화학공학소재연구정보센터
Journal of Chemical Physics, Vol.117, No.15, 7147-7152, 2002
What to do about unpaired electrons? A hydrocarbon hexaradical with three Closs diradicals linked by 1,3,5-trimethylbenzene as ferromagnetic coupler
The relative energies of a series of high-spin polyradical organic compounds were investigated using density functional methods. The system under study involved the linking of Closs's triplet diradical units (1,3-cyclopentanediyl) 1,3,5 to benzene. By successively closing the diradical units to form bi-cylo[2.1.0]pentane substituents, one obtains in addition to the septet hexaradical, a quintet tetraradical, a triplet diradical, and the completely ring-closed singlet.

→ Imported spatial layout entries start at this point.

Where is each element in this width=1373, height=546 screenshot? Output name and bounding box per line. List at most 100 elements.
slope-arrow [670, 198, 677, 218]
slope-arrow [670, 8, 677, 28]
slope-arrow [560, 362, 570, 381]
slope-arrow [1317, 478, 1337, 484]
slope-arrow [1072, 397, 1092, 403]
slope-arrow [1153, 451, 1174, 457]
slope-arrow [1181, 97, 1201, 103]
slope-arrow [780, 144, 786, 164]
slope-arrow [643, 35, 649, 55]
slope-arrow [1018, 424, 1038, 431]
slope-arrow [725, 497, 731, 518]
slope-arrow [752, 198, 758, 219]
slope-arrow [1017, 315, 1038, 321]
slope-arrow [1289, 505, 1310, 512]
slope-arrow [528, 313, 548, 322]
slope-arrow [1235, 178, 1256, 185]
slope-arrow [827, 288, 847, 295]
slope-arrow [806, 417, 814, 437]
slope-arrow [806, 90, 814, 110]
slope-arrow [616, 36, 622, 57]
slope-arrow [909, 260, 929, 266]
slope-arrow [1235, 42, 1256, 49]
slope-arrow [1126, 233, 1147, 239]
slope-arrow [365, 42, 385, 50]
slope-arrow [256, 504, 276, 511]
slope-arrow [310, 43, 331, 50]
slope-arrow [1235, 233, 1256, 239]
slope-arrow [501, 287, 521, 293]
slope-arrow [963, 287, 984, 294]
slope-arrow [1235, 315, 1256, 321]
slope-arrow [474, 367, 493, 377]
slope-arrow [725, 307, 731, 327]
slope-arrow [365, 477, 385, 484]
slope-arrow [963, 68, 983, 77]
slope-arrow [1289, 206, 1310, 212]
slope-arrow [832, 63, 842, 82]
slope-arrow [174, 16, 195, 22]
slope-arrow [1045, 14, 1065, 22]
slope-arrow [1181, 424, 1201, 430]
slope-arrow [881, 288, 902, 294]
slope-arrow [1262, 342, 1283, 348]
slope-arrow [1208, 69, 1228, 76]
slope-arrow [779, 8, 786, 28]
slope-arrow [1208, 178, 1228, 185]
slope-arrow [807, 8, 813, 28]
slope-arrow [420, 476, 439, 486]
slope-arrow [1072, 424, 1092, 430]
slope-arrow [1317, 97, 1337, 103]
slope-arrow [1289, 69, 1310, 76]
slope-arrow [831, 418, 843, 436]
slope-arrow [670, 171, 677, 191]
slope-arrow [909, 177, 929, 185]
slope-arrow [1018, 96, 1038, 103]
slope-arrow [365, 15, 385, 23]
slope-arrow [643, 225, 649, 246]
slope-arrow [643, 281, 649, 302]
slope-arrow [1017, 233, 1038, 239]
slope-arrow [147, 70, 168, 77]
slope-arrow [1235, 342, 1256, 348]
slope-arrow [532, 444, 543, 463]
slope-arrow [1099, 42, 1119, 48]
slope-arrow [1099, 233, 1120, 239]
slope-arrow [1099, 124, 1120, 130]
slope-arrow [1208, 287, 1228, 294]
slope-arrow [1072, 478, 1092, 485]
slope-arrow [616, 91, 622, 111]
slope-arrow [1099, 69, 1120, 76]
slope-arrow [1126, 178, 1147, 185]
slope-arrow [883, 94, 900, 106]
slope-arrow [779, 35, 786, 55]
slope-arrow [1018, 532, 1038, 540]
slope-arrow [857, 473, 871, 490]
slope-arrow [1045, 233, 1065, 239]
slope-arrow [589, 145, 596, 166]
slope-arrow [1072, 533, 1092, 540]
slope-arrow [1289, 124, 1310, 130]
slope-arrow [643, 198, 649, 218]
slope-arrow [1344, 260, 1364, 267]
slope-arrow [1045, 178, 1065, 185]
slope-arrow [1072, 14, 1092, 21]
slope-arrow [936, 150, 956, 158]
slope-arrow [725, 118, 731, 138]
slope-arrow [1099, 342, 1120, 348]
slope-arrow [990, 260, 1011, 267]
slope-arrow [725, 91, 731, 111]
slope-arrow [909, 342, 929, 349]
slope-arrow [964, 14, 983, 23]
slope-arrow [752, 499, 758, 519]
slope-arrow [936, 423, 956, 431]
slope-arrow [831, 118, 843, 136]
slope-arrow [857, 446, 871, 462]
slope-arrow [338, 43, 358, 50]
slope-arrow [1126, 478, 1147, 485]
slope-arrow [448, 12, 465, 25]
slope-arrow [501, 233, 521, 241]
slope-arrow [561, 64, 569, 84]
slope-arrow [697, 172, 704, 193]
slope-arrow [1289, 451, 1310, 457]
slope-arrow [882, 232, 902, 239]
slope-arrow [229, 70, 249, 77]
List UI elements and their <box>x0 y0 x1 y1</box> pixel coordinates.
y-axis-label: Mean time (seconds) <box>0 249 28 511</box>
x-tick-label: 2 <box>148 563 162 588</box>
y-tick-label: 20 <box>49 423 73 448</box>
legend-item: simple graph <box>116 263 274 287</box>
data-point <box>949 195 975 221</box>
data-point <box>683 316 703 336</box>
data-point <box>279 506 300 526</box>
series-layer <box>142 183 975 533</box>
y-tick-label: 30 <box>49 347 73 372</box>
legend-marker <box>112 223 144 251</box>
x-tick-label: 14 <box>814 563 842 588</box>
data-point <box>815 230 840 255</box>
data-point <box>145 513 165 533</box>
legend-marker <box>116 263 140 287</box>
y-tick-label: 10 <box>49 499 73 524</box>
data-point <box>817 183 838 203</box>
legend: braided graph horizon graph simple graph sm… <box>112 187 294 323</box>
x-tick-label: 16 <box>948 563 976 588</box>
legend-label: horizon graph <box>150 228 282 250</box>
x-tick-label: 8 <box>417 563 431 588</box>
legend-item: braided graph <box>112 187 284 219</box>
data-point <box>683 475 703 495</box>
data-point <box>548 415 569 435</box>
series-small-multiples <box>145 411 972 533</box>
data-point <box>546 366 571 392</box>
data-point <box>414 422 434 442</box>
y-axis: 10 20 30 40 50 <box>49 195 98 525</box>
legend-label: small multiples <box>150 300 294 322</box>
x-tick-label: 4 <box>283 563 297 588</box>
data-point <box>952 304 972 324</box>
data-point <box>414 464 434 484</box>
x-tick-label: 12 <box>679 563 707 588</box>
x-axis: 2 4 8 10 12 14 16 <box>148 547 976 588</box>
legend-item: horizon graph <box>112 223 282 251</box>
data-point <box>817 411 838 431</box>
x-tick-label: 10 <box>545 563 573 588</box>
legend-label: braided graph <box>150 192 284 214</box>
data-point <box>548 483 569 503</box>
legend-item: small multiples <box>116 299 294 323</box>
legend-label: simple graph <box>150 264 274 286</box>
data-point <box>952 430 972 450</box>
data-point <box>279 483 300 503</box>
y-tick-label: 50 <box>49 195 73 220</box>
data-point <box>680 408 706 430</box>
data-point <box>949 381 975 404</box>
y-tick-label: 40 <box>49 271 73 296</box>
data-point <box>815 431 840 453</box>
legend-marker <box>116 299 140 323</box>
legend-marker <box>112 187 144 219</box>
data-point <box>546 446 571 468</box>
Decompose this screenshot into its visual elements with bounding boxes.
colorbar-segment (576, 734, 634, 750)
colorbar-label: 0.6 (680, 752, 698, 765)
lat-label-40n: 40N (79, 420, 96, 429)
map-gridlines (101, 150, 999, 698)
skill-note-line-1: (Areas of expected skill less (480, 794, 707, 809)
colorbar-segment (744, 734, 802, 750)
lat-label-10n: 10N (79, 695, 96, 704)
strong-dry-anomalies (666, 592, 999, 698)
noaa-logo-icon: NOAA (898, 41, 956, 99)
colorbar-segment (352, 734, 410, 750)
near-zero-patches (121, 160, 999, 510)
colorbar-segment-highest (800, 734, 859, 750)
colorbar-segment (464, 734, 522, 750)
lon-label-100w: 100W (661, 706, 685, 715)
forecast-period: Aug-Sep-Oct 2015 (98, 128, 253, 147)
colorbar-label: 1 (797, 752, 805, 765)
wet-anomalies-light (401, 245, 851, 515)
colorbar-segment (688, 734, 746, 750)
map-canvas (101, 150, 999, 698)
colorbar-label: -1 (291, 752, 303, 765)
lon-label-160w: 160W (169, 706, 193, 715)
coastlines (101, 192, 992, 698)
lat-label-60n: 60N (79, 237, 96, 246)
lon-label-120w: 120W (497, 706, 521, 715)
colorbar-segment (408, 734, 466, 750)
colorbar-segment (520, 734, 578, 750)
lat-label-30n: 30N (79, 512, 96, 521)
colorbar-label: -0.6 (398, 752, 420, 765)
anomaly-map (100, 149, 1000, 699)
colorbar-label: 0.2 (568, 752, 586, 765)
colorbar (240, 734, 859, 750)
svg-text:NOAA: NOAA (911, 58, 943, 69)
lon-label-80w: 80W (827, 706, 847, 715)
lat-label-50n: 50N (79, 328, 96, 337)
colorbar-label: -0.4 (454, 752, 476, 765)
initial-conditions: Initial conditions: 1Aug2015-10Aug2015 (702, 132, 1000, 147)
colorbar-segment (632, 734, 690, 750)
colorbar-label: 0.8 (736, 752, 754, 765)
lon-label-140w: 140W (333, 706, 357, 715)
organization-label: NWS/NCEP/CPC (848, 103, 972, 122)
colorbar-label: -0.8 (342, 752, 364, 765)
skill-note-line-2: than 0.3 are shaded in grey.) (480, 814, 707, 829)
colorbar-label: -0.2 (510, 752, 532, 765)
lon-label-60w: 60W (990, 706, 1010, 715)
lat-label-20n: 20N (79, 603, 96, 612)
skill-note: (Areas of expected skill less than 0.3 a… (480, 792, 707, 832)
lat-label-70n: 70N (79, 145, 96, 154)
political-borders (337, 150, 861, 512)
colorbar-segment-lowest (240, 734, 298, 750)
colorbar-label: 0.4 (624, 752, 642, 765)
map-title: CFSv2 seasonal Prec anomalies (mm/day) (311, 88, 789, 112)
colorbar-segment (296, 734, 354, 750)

The DZP/BP86 method predicts that the lowest-energy structure is the ring-closed singlet, with the diradical 21.5 kcal/mol, the tetraradical 41.9 kcal/mol, and hexaradical 61.8 kcal/mol higher in energy. Of particular note is the failure of the UHF method to predict even the qualitative ordering of these four species, placing the septet as the lowest-energy state and ring-closed singlet as the highest. For this reason, the BP86 results are taken as somewhat more reliable, given the absence of Hartree-Fock exchange in the hybrid B3LYP functional. Furthermore, a structural analysis of the optimized geometries, in addition to nuclear-independent chemical shift values, suggests that the unusual stability of these high-spin compounds as explained in terms of the delocalization of the adjacent radical(s) into the benzene pi system.